«Ma adesso Bersani è più forte»

Intervista rilasciata da Enrico a Carlo Bertini su «La Stampa» il 17/09/2010

«Mettersi a fare ora un concorso per il nome di chi può guidare l’alternativa a Berlusconi è un percorso sbagliato: prima viene il progetto per l’Italia, poi l’alleanza e solo poi la scelta del leader». Reduce da un comizio alla festa del Pd di Padova «dove tutti imploravano: non dividetevi, non dividetevi», Enrico Letta non nasconde di essere preoccupato per le conseguenze che le critiche di Veltroni possono produrre nell’elettorato.

Teme sia stata ormai ferita la Ieadership di Bersani?

«No, al contrario si è rafforzata, perché di fatto la minoranza del partito si è divisa in due ed una parte sostiene il segretario che dunque ora è più forte. E la sua è la leadership di un Pd che vuole essere guida di una coalizione che va costruita. E sarebbe un errore se il Pd abdicasse a questa ambizione. Se la perde, viene meno la sua ragion d’essere».

Ma Veltroni non è il solo a pensarla così: anche la Finocchiaro ha detto che non si scandalizzerebbe se venisse cercata una personalità esterna ai partiti.
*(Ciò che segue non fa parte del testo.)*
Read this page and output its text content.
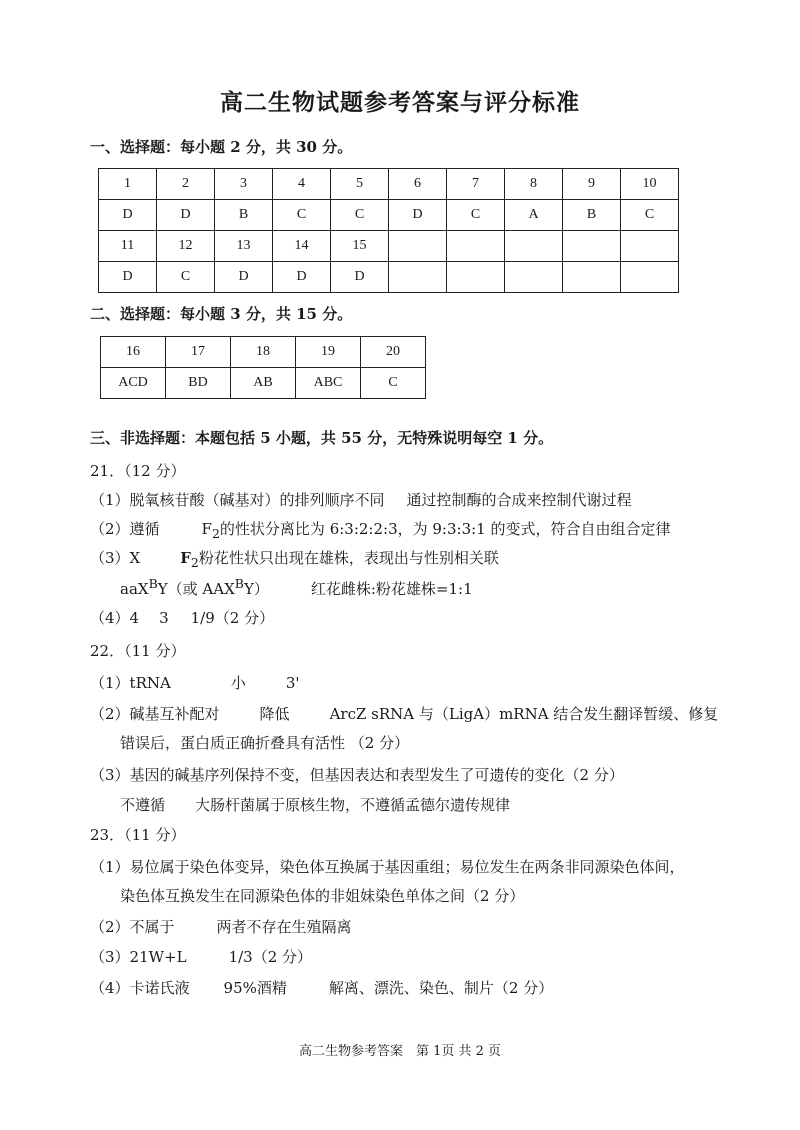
高二生物试题参考答案与评分标准
一、选择题：每小题 2 分，共 30 分。
1	2	3	4	5	6	7	8	9	10
D	D	B	C	C	D	C	A	B	C
11	12	13	14	15					
D	C	D	D	D					
二、选择题：每小题 3 分，共 15 分。
16	17	18	19	20
ACD	BD	AB	ABC	C
三、非选择题：本题包括 5 小题，共 55 分，无特殊说明每空 1 分。
21．（12 分）
（1）脱氧核苷酸（碱基对）的排列顺序不同 通过控制酶的合成来控制代谢过程
（2）遵循	$F_2$的性状分离比为 6:3:2:2:3，为 9:3:3:1 的变式，符合自由组合定律
（3）X	$F_2$粉花性状只出现在雄株，表现出与性别相关联
aaX$^B$Y（或 $AAX^BY$）	红花雌株:粉花雄株=1:1
（4）4 3 1/9（2 分）
22．（11 分）
（1）tRNA	小	3'
（2）碱基互补配对	降低	ArcZ sRNA 与（LigA）mRNA 结合发生翻译暂缓、修复
错误后，蛋白质正确折叠具有活性 （2 分）
（3）基因的碱基序列保持不变，但基因表达和表型发生了可遗传的变化（2 分）
不遵循 大肠杆菌属于原核生物，不遵循孟德尔遗传规律
23．（11 分）
（1）易位属于染色体变异，染色体互换属于基因重组；易位发生在两条非同源染色体间，
染色体互换发生在同源染色体的非姐妹染色单体之间（2 分）
（2）不属于	两者不存在生殖隔离
（3）21W+L	1/3（2 分）
（4）卡诺氏液 95%酒精	解离、漂洗、染色、制片（2 分）
高二生物参考答案　第 1页 共 2 页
«Io rovescio l’agenda: prima l’assemblea nazionale di Varese con il progetto per l’Italia, con la nostra idea alternativa di fisco, di sostegno alle piccole imprese, di scuola. Attorno a questo, costruire la coalizione con chi ci sta e poi insieme, con le primarie, deciderà chi sarà il leader».

Secondo lei che sbocco darà Veltroni al suo Movimento, insomma che intenzioni ha?

«Due giorni fa alla riunione del Coordinamento ha fatto un discorso molto costruttivo. Ma dico: attenzione, perché la trasposizione di quelle cose nel frullatore mediatico trasmette un solo messaggio. E cioè che appena si dividono Berlusconi e Fini, si divide anche il Pd. E questo il regalo più agognato dal premier come di mostrano le reazioni dei berlusconiani entusiasti per le uscite di Veltroni. Per il resto non voglio credere che vi sia il disegno di spaccare il Pd e distruggerlo. Continuo a sperare che la discussione interna ci aiuti e so bene che ci sono molte cose da migliorare. Però nella corteccia dell’opinione pubblica questo si traduce in un regalo immenso che Berlusconi non merita».